Question: As to the response that the principle applies for things in the universe but not of the universe – I still don’t think that gets them out of the dilemma of why other universes aren’t popping into being all the time.
Answer: That is a good point, actually, because in contemporary cosmology, where it will often talk about other universes as bubbles that form in a sort of sea of energy, you could have a universe that would form right in our midst and annihilate us. There could be a universe that would pop into being in our universe. And yet that hasn’t happened. Why not? So, yeah, that is a point that still would need to be asked. But I want to question it at this even more fundamental level because I think that their thinking of the causal principle as being a physical law of nature rather than as a metaphysical principle is wrong and just a fundamental misunderstanding.
Question: I have encountered arguments from atheists, and they claim that the universe as we know it had come into being but that not all matter and energy was initially bundled up in the singularity.
Answer: Right, and that question will be addressed when we come to premise 2. Did the universe really begin to exist, or was there just a relative beginning but there were material constituents prior to the Big Bang out of which the universe was made? But right now, even if premise 2 is false, we are just considering this causal principle, which is a religiously neutral principle and has nothing to do with God or whether the universe ever began.5 We are simply asking, can things come into being without any causal conditions? That is the question.
Question: Can you comment on the retreat to quantum considerations. This seems to be a common move these days.
Answer: I think on the popular level it does represent a sort of refuge of ignorance on the part of people who don’t understand quantum mechanics and so can appeal to this mysterious and bizarre realm where anything can happen. It really does become a kind of veil, where you can say, “What’s behind the curtain?”, so to speak. But what we need to do is pull away the curtain and try to understand these theories. And when you do, as in this case, you can say it is simply not the case that virtual particles are instances of things coming into being out of nothing. Notice that I might add that this premise doesn’t say that every event has a cause. This would be consistent with quantum indeterminacy, to say that events like, say, the decay of a radioactive isotope, isn’t precisely determined causally. It is consistent with saying events can be without a cause; but what it is claiming is that things cannot come into being without some kind of causal conditions.
The third point in support of this first premise is that common experience and scientific evidence confirm the truth of premise 1. Premise 1 is constantly verified and never falsified. So it is hard to understand how any atheist, who is committed to modern science, could deny, in the light of the evidence, that premise 1 is more plausibly true than false. Even if it is not certain, surely the evidence makes it more plausibly true than false. It is never falsified, it is always verified, and that gives us good inductive grounds for accepting this premise.
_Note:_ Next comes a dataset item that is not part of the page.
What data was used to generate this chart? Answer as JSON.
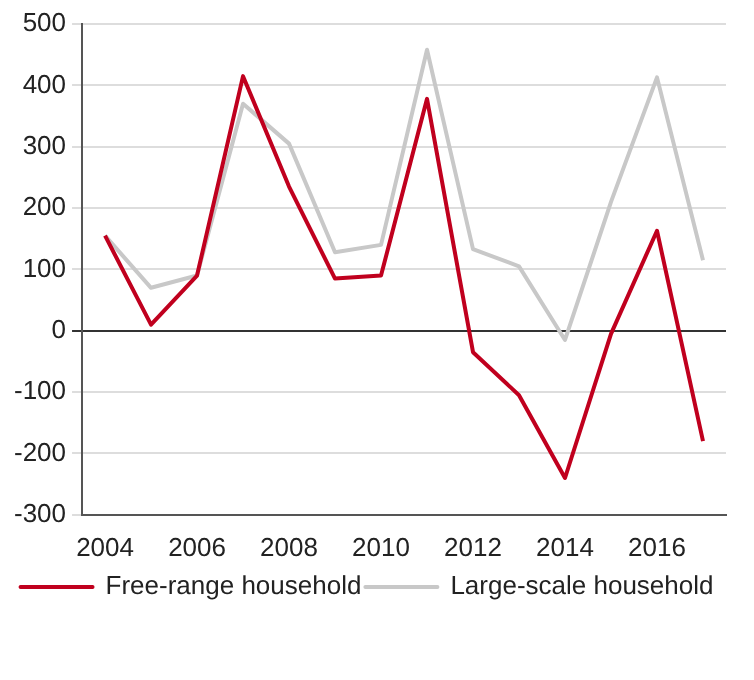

In my opinion, the first premise of the Kalam Cosmological Argument is clearly true, and if the price of denying the argument’s conclusion is to deny premise 1, then I think that atheism is philosophically bankrupt.6
1 Al-Ghazali, Kitab al-Iqtisad fi’l-I’tiqad, cited in S. de Beaurecueil, “Gazzali et S. Thomas d’Aquin: Essai sur la preuve de l’existence de Dieu proposée dans l’Iqtisad et sa comparaison avec les ‘voies’ Thomiste,” Bulletin de l’Institut Francais d’Archaeologie Orientale 46 (1947): 203.